Sauf que les laboratoires tournent au ralenti en raison d’un équipement à plus de 80 % inutilisable car trop vétuste : il date de la création du Centre dans les années 1970. Les ressources du CCL proviennent d’un financement annuel de l’Etat togolais d’une part, et des recettes des ventes de matériaux et prestations d’autre part (conseil auprès d’ONG, chantiers, formations). Le budget ne peut suffire pour investir dans des machines.
«Faire de la R&D avec les moyens du bord résulte finalement d’une contrainte plutôt que d’une orientation souhaitée. L’idée est de faire de ce manque de moyens technologiques un atout, pour revisiter et remettre au goût du jour des pratiques et méthodes de fabrication plus artisanales et traditionnelles.»
Seth Atiode Amogou, directeur général du CCL
L’ensemble des moules pour les échantillons de compression est réalisé sur place ; les machines opérationnelles sont parfois bricolées et rafistolées pour obtenir le résultat escompté ; les laborantins étudient des recettes ancestrales de fabrication de matériaux de construction économiques, en vue de les réadapter en utilisant les moulins, presses, concasseurs et malaxeurs disponibles.
Face à l’extrudeuse toute rouillée, on réfléchit à en fabriquer une autre en trouvant des plans sur Internet. Le mouvement maker apporte des solutions de prototypage à moindre coût, que le Centre pourrait investir, en vue de se ré-équiper pour mener à bien ses travaux de recherche, au moins dans une phase expérimentale.
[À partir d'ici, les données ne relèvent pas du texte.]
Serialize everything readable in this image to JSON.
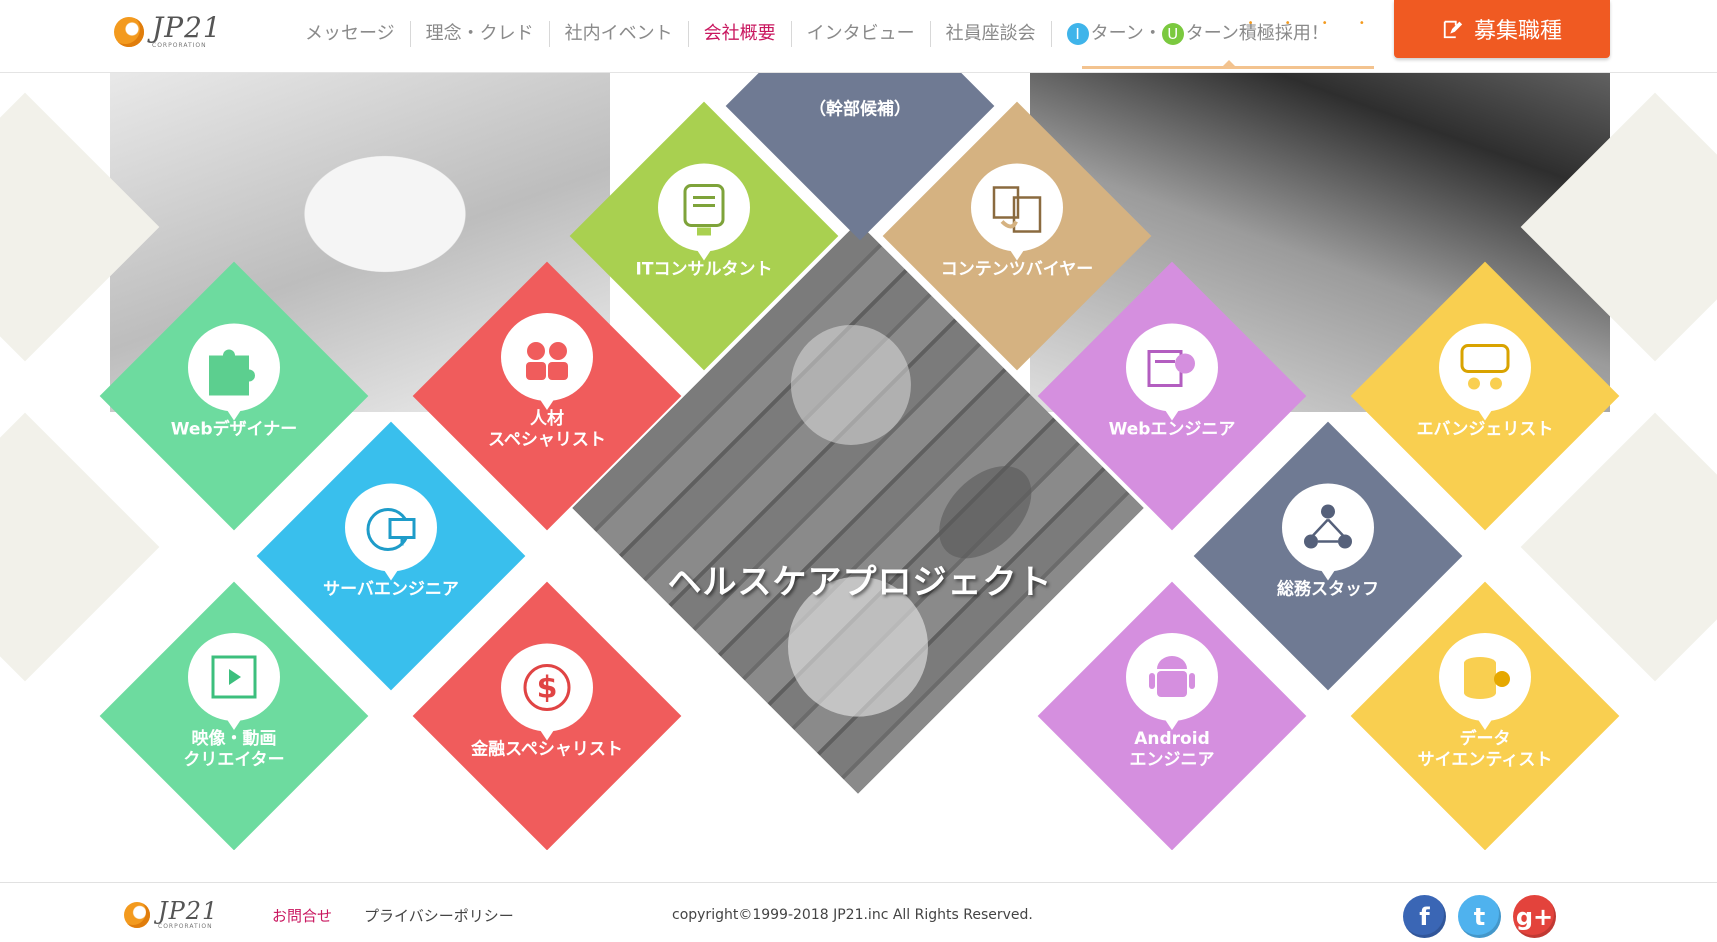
{
  "brand": {
    "name": "JP21",
    "sub": "CORPORATION"
  },
  "nav": {
    "items": [
      "メッセージ",
      "理念・クレド",
      "社内イベント",
      "会社概要",
      "インタビュー",
      "社員座談会"
    ],
    "active_index": 3,
    "iu": {
      "i_badge": "I",
      "u_badge": "U",
      "prefix": "ターン・",
      "suffix": "ターン積極採用！",
      "dots": "• • • •"
    }
  },
  "recruit_button": {
    "label": "募集職種"
  },
  "center_project": {
    "label": "ヘルスケアプロジェクト"
  },
  "tiles": [
    {
      "label": "Webデザイナー",
      "icon": "puzzle-icon",
      "color": "#6ddb9f"
    },
    {
      "label": "人材\nスペシャリスト",
      "icon": "people-icon",
      "color": "#f05c5c"
    },
    {
      "label": "ITコンサルタント",
      "icon": "presentation-icon",
      "color": "#a9d050"
    },
    {
      "label": "（幹部候補）",
      "icon": "",
      "color": "#6f7a93"
    },
    {
      "label": "コンテンツバイヤー",
      "icon": "documents-icon",
      "color": "#d5b281"
    },
    {
      "label": "Webエンジニア",
      "icon": "gear-web-icon",
      "color": "#d58fdf"
    },
    {
      "label": "エバンジェリスト",
      "icon": "speech-icon",
      "color": "#f9cf50"
    },
    {
      "label": "サーバエンジニア",
      "icon": "server-icon",
      "color": "#39bfed"
    },
    {
      "label": "総務スタッフ",
      "icon": "network-icon",
      "color": "#6f7a93"
    },
    {
      "label": "映像・動画\nクリエイター",
      "icon": "video-icon",
      "color": "#6ddb9f"
    },
    {
      "label": "金融スペシャリスト",
      "icon": "dollar-icon",
      "color": "#f05c5c"
    },
    {
      "label": "Android\nエンジニア",
      "icon": "android-icon",
      "color": "#d58fdf"
    },
    {
      "label": "データ\nサイエンティスト",
      "icon": "database-icon",
      "color": "#f9cf50"
    }
  ],
  "footer": {
    "contact": "お問合せ",
    "privacy": "プライバシーポリシー",
    "copyright": "copyright©1999-2018 JP21.inc All Rights Reserved.",
    "social": [
      {
        "icon": "facebook-icon",
        "glyph": "f",
        "color": "#3a66b5"
      },
      {
        "icon": "twitter-icon",
        "glyph": "t",
        "color": "#4fb2ee"
      },
      {
        "icon": "google-plus-icon",
        "glyph": "g+",
        "color": "#e3433c"
      }
    ]
  },
  "colors": {
    "active_nav": "#c9175f",
    "accent_orange": "#f05a22",
    "i_badge": "#3fb4ea",
    "u_badge": "#7bc93f"
  }
}
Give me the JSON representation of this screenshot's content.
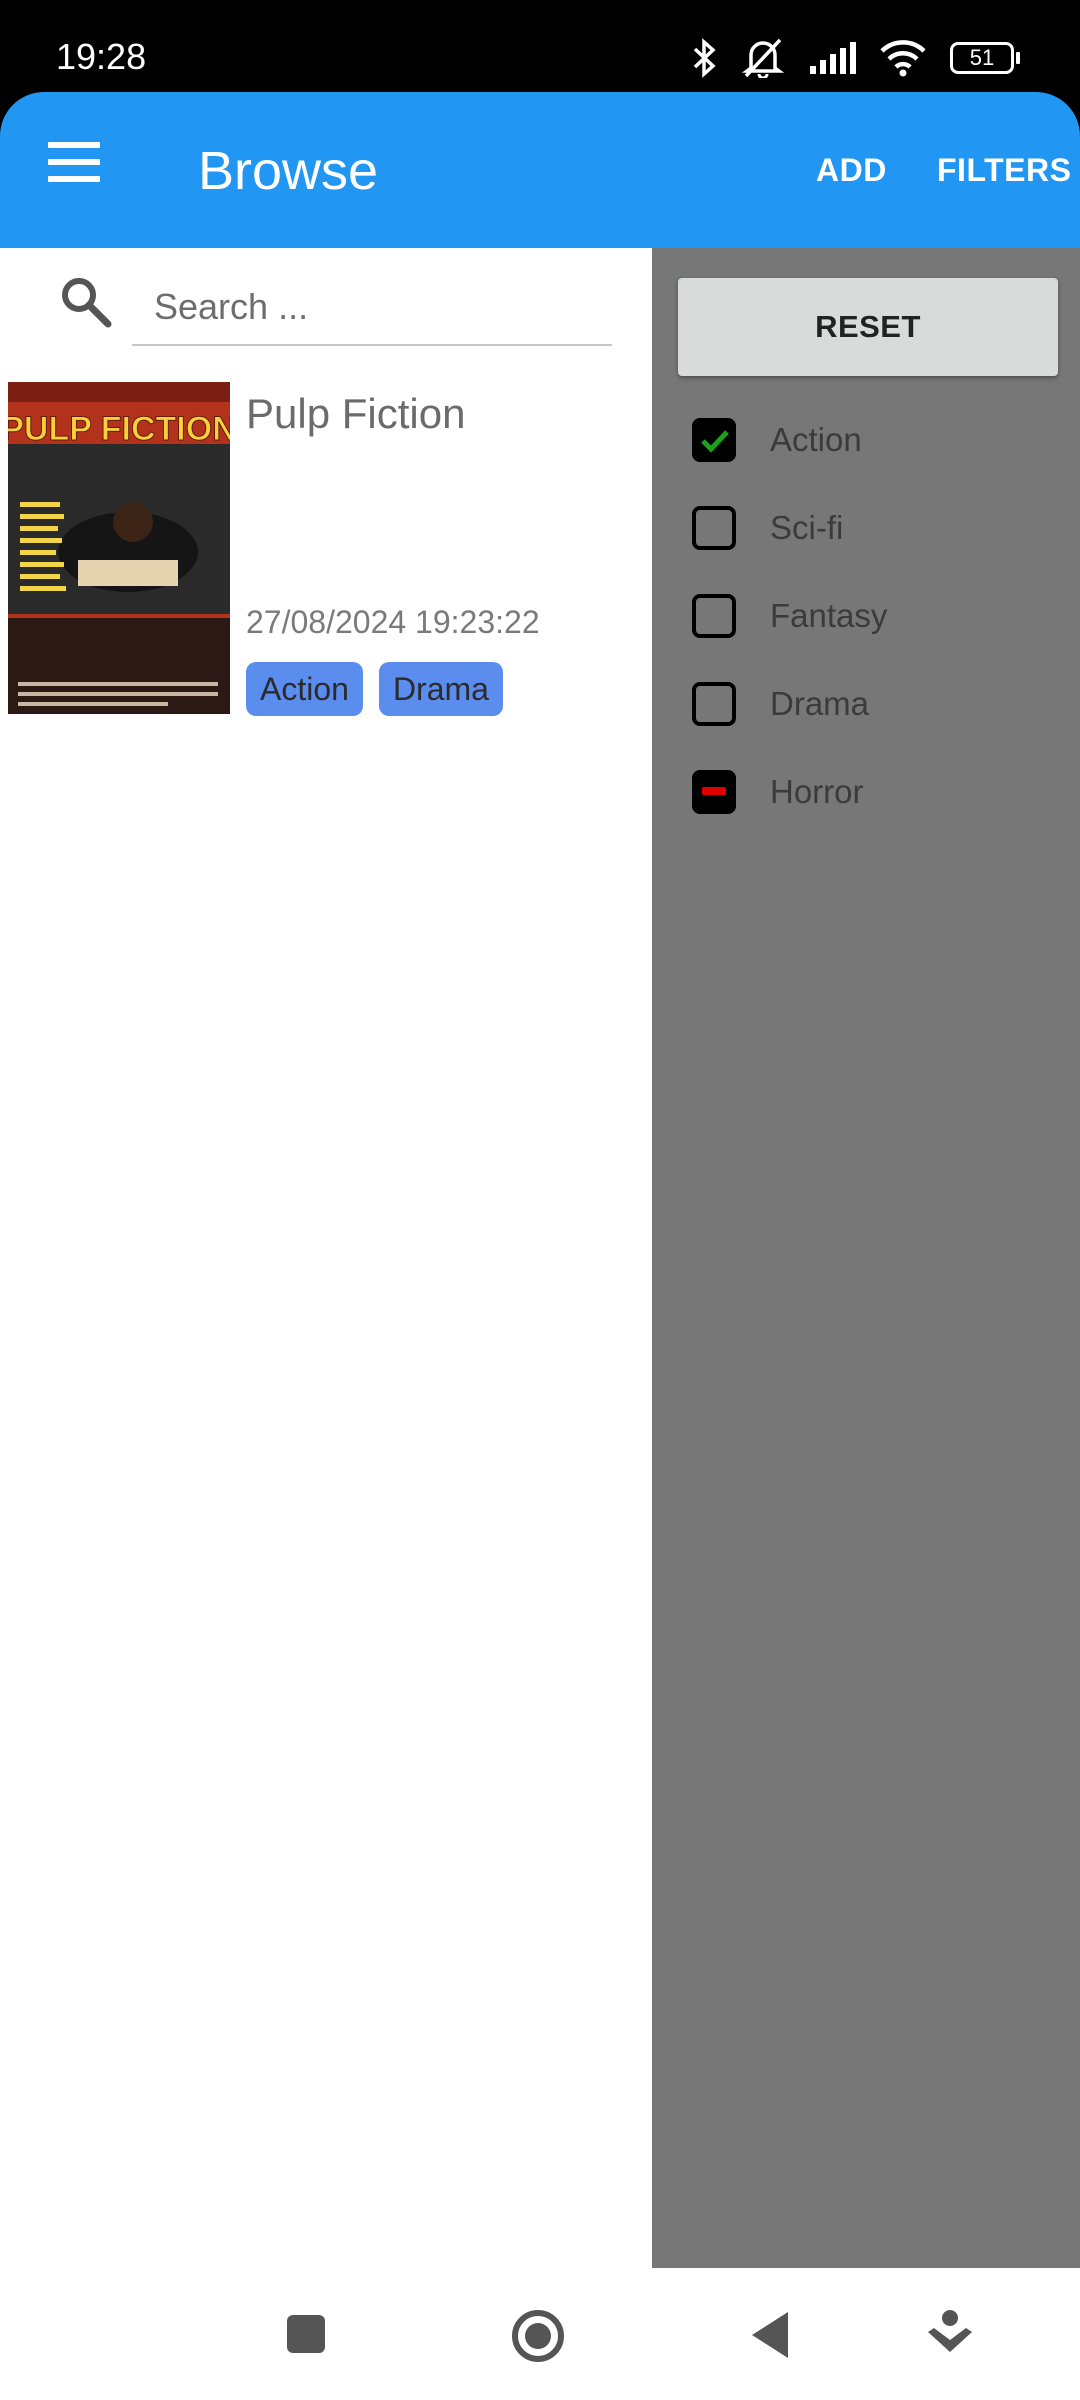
{
  "status_bar": {
    "time": "19:28",
    "battery": "51",
    "icons": [
      "bluetooth-icon",
      "silent-bell-icon",
      "signal-icon",
      "wifi-icon",
      "battery-icon"
    ]
  },
  "app_bar": {
    "title": "Browse",
    "add_label": "ADD",
    "filters_label": "FILTERS",
    "background": "#2196F3"
  },
  "search": {
    "placeholder": "Search ...",
    "value": ""
  },
  "movies": [
    {
      "title": "Pulp Fiction",
      "date": "27/08/2024 19:23:22",
      "poster_text": "PULP FICTION",
      "tags": [
        "Action",
        "Drama"
      ]
    }
  ],
  "filters": {
    "reset_label": "RESET",
    "items": [
      {
        "label": "Action",
        "state": "checked"
      },
      {
        "label": "Sci-fi",
        "state": "unchecked"
      },
      {
        "label": "Fantasy",
        "state": "unchecked"
      },
      {
        "label": "Drama",
        "state": "unchecked"
      },
      {
        "label": "Horror",
        "state": "excluded"
      }
    ]
  },
  "nav_bar": {
    "buttons": [
      "recents-icon",
      "home-icon",
      "back-icon",
      "assistant-icon"
    ]
  }
}
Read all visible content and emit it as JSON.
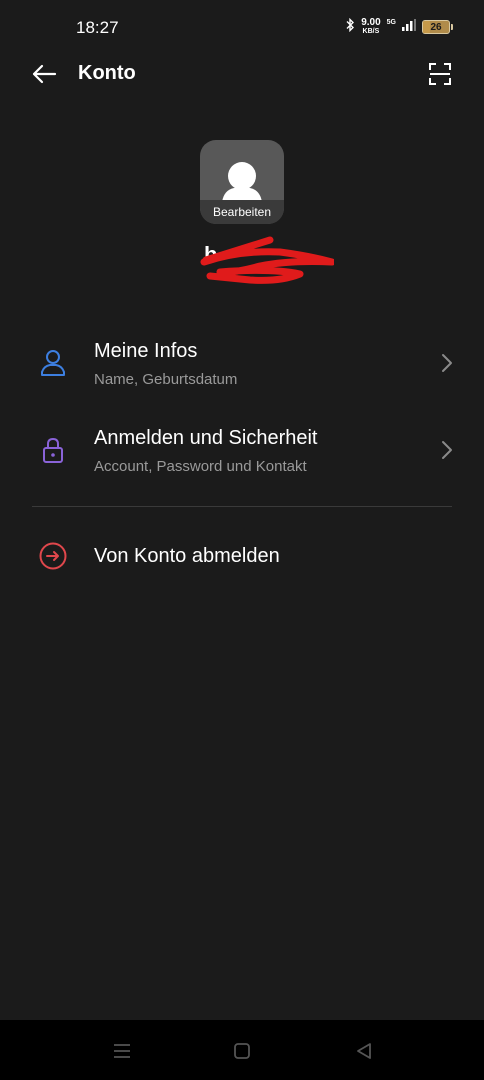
{
  "status_bar": {
    "time": "18:27",
    "net_speed_value": "9.00",
    "net_speed_unit": "KB/S",
    "network_type": "5G",
    "battery_level": "26",
    "battery_fraction": 0.26
  },
  "header": {
    "title": "Konto"
  },
  "profile": {
    "edit_label": "Bearbeiten",
    "username_visible": "b"
  },
  "menu": {
    "items": [
      {
        "title": "Meine Infos",
        "subtitle": "Name, Geburtsdatum",
        "icon": "person-icon",
        "color": "#3d7fe0"
      },
      {
        "title": "Anmelden und Sicherheit",
        "subtitle": "Account, Password und Kontakt",
        "icon": "lock-icon",
        "color": "#8a63d8"
      }
    ],
    "logout": {
      "title": "Von Konto abmelden",
      "icon": "logout-icon",
      "color": "#e0474c"
    }
  },
  "colors": {
    "background": "#1b1b1b",
    "scribble": "#e01b1b"
  }
}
Une recherche appliquée quasi open-source
La force du CCL vient de sa volonté de faire de la recherche appliquée. Chercheurs ingénieurs travaillent en étroite collaboration avec l’architecte du Centre et l’économiste. L’objectif commun est d’optimiser le processus de fabrication, la mise en œuvre et le coût, pour, par exemple, construire des logements sociaux en matériaux locaux facilement réplicables. Il s’agit aussi de mettre à disposition de la population les outils (plans de contruction, recette de matériaux) pour lui permettre de fabriquer elle-même ses unités d’habitation. Cette approche plus sociale s’équilibre par les licences vendues des deux brevets déposés par le Centre : la fabrication de chaux à partir de roche dolomotique et la production de BTC (brique de terre comprimée).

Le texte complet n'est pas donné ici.